My fiancé Cliff told me yesterday that he almost didn’t recognize me from the back and then also told me in the afternoon that I was fat, gross and unattractive. That's a bummer. His negative reaction to my increasing weight gain is making me feel very insecure and unhappy. (He is a bit overweight himself, has a little paunch, you know) But far be it from me to criticize.

So, it’s finally time to be strong, take this whole issue into my own hands, and do it. If you’re like me, you don’t have the money for a personal trainer or a gym. Maybe you do. That's fine. Whatever it takes to get us to lose the weight, that’s what's important. If I could afford a trainer I would get one.

They say to love others you have to be able to love yourself first. And that's the first step in losing weight.

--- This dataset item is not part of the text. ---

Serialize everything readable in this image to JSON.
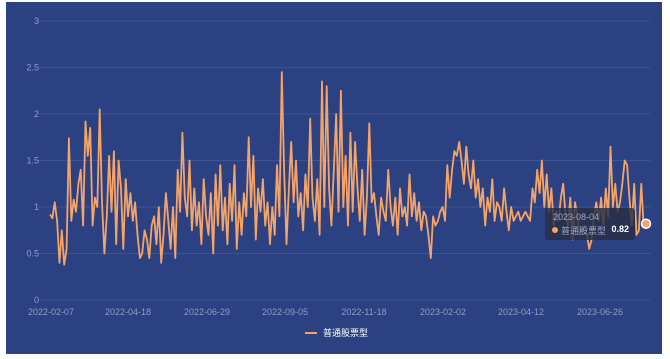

You have to have the desire and willpower to follow through with your plan and have the belief and conviction in yourself that you can be beautiful and attractive and feel good about yourself. Why is it so hard to be good to ourselves? All the hype in the media tells us to be good to ourselves, but we don’t do it. We fall into the trap of our daily life.

That's the problem with society today. So much emphasis is placed on how we look. What shape our bodies are in. Which celebrity do we resemble? If you were looking at me you would see a blend of The Rose and Peg Bundy. I am 5’8” and have a lot of brown curly hair.

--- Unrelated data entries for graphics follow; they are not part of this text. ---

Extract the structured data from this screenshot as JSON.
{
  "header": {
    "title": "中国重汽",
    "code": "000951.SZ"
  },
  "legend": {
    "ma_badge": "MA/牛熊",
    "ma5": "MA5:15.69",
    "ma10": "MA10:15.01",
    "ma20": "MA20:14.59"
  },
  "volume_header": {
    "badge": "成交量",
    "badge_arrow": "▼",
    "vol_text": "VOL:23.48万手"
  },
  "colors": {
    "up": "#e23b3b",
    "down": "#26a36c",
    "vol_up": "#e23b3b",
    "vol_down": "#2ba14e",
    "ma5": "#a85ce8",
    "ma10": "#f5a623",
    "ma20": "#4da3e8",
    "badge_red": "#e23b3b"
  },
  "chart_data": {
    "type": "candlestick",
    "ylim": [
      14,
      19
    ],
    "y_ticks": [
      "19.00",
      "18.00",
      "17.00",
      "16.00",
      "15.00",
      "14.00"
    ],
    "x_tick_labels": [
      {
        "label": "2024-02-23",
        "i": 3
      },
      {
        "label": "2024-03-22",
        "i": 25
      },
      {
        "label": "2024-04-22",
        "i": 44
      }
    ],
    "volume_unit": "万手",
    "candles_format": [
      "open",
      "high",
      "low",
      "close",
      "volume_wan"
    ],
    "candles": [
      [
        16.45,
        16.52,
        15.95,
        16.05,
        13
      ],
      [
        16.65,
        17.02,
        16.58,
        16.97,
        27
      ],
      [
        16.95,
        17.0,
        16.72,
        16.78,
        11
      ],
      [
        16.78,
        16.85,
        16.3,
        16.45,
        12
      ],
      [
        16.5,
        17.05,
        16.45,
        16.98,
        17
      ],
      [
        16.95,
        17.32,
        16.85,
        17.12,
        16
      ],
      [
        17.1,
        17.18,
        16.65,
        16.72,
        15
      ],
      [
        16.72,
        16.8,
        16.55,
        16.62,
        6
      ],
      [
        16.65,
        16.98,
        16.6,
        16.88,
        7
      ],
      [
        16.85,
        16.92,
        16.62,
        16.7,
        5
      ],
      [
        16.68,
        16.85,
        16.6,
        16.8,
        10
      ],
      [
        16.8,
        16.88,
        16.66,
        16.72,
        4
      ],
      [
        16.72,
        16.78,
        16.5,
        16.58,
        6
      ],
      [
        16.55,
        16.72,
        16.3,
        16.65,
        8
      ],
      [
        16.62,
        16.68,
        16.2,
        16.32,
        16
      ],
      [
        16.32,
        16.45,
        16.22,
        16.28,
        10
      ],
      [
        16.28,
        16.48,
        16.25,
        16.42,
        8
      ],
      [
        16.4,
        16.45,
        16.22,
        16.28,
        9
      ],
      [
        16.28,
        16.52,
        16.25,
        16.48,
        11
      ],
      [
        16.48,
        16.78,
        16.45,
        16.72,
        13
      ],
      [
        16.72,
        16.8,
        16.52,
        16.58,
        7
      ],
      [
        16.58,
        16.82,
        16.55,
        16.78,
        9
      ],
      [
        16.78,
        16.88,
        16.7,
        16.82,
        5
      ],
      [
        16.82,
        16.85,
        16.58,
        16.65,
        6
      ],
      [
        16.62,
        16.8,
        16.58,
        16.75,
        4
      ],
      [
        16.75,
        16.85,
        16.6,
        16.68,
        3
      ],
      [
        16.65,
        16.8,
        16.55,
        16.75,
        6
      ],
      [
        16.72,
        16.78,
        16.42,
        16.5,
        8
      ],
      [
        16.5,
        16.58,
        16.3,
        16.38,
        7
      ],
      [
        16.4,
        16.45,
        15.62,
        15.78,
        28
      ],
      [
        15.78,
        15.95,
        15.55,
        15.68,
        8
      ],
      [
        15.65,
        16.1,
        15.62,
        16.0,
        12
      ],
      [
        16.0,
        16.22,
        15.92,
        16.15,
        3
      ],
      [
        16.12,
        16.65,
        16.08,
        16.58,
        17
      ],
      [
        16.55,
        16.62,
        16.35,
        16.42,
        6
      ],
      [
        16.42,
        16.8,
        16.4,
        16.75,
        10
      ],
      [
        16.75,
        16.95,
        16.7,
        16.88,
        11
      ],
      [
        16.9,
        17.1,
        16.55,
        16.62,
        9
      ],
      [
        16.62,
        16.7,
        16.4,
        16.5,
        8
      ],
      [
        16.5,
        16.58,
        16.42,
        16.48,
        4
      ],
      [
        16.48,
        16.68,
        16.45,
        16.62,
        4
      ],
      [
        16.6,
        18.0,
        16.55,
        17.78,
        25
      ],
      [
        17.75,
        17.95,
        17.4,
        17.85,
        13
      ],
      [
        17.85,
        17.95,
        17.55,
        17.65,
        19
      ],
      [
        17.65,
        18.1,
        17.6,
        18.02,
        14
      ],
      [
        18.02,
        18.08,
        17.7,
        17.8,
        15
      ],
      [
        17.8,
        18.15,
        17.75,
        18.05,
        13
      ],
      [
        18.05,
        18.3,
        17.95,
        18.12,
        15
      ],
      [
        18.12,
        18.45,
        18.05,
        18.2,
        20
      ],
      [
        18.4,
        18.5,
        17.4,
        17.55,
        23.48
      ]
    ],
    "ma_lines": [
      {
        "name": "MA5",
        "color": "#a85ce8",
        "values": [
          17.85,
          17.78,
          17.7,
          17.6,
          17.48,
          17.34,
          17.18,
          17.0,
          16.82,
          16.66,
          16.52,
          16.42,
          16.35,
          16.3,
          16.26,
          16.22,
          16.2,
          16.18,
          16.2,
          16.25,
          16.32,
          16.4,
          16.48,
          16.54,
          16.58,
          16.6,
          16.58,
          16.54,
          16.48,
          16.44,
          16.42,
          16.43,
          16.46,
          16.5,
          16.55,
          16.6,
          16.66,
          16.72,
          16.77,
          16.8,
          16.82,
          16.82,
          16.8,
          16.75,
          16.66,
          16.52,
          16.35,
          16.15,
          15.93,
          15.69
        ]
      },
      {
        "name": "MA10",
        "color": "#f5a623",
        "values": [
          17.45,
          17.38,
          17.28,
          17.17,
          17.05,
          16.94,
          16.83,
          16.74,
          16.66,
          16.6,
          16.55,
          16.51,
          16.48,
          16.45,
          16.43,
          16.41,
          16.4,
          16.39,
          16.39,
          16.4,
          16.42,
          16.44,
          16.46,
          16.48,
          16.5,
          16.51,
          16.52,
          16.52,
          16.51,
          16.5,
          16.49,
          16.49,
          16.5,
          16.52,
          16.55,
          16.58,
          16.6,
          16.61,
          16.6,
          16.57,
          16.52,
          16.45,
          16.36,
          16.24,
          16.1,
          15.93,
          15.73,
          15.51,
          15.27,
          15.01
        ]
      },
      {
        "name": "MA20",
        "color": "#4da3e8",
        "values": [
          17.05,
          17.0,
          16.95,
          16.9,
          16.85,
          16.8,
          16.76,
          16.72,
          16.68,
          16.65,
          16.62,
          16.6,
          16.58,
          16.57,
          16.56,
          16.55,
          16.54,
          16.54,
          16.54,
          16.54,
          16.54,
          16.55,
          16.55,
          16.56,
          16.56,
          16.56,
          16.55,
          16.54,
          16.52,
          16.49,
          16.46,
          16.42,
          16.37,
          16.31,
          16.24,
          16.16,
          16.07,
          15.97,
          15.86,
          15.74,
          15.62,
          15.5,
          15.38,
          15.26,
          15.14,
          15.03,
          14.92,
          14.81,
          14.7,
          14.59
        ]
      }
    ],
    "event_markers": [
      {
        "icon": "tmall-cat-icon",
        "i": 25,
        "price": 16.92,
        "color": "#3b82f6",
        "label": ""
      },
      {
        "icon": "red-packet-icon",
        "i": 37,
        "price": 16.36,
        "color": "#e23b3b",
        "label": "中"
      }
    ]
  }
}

Let’s start together and make this our first day of something new and positive. Lets grow together spiritually and make friends with our self. Lets learn to love our self a little, so we can do this.

Goal: To lose twenty pounds. How long will it take us? Lets start now. Today.

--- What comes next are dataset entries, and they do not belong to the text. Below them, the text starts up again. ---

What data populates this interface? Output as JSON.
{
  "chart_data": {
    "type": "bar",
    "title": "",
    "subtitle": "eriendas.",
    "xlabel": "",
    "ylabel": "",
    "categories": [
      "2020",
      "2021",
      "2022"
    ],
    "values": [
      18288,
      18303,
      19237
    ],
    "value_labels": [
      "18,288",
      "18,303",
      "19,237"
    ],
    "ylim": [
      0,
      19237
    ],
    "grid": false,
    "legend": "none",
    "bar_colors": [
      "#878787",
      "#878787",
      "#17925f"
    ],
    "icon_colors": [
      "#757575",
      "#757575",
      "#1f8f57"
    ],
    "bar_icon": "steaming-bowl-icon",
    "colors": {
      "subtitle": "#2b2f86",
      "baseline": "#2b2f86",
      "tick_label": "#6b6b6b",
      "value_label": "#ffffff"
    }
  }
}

Make your own log of the first day. Write down how you feel and what you are eating. Write down if you cheat. Write down if you did a little exercise. Write down what your goals are and what you want from life. Write down anything that helps you remember the day and helps motivate you.

The first thing I am going to do today is go to Wal-Mart and buys a jump rope. Yes, a jump rope, like the movie Rocky when he trained.

You see I don’t have the money to go to a gym now or invest in a trainer. I need one, but I have to do this by myself. I woke up today feeling shitty and having low self-esteem. These extra pounds on me are really starting to show, my clothes are tight, and I feel dumpy. I don’t want to feel this way. I want to feel hot and look good. I think we all want that. It’s hard to go this alone with no support and no one to really kick my ass and motivate me.

What I really want is my old body back from when I was twenty, but that isn’t going to happen. I am 37 years old now and really feeling it. I think to myself. Life would be so simple if I were just really skinny, like the woman I see on TV. Who knows? Who knows what their battles are.

It’s been hard looking in the mirror lately. The other day I went to buy clothes and I was really disappointed to see how the weight has accumulated on my thighs. It’s time for warfare. It’s time to fight. I am glad we can be friends and do this together. I need support and love. Maybe you do too. Lets set our realistic goal now and make today the first day of something new.